Downtown London, Ontario in the fall.

It doesn't have the fancy metropolitan flare of say, moving to London, U.K.--where we were seriously considering taking up residence before Noah Finn was born. My how things change when children come into the picture. Don't get me wrong--we'll always be city slickers--and perhaps even move back to Los Angeles after our great northern adventure peters out, if it does--but there has come a time, now, when we're yearning for a little slower pace and this job offer couldn't have come at a more useful time.

Everything that has occurred since Dean and I moved out to California in 2001, has seemed to happen serendipitously: Dean's initial job offer at a little studio in Burbank, my ditching the Peace Core to join him, our subsequent three homes (with the exception of our most recent Malibu madness), the timing of our wedding, the pregnancy and birth of Noah Finn, the new pregnancy, this new job offer and, now, the move to London. We feel lucky, fortunate even, to have had such a rosy decade here in the City of Angels. It feels strange, unfaithful even, to be considering any other place to call home. Lest we venture on to our next stop in a little less than month. I hope it treats us as well.


Falling Into Fall.

It feels like we're falling a bit around here--from place to place, from friends to friends, with no home, from summer to fall. Our time spent with Caro and family in Pasadena has been wonderfully refreshing and at times overwhelmingly exhausting in the best of ways. It's not just us here in this Bungalow Heaven abode. Another family and mutual friends who also have a toddler and tons of transition are passing through too--they are transitioning back into L.A. from a stint spent in Oregon and we are transitioning out of L.A. to a cold a wintry Canadian wonderland after 10 toasty years spent pacific-side.

Five adults (one of the Papas is filming in Detriot for several weeks) and three toddlers makes for lots of crazy action--tears and tantrums, spills and screams, running and hopping and colliding and chaos--most of the time--from 6:30 a.m. until around 8:00ish at night. But it's lovely to be among friends and mamas and babies and love, lots of love. While one of the Papas cooks incredibly delectable and wholesome meals, we otherwise eat together, clean together and run after the wild wildebeests together. I've always yearned for the communal camaraderie of group living and it's more fun than I ever had imagined.

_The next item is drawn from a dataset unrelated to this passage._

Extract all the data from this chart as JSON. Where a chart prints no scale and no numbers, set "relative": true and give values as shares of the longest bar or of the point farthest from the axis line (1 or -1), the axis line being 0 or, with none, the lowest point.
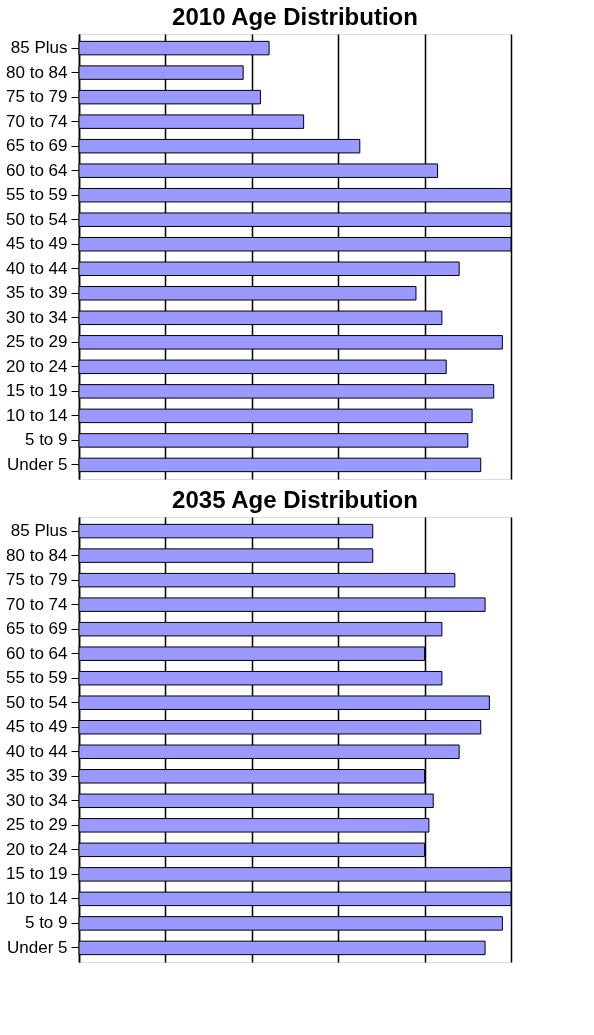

As for how we have been passing our time here, well, October passed like a spook in the night. We pumpkin patched and pumpkin carved, we tricked and we treated; we fell into fall. And, geesh, now it's November. With less than a month or so to go before the big move, my belly is progressing into the second trimester much quicker than I'd like it to. It is already time to go shopping for the ever beloved maternity pants. But wherever will I find a snowsuit in my size?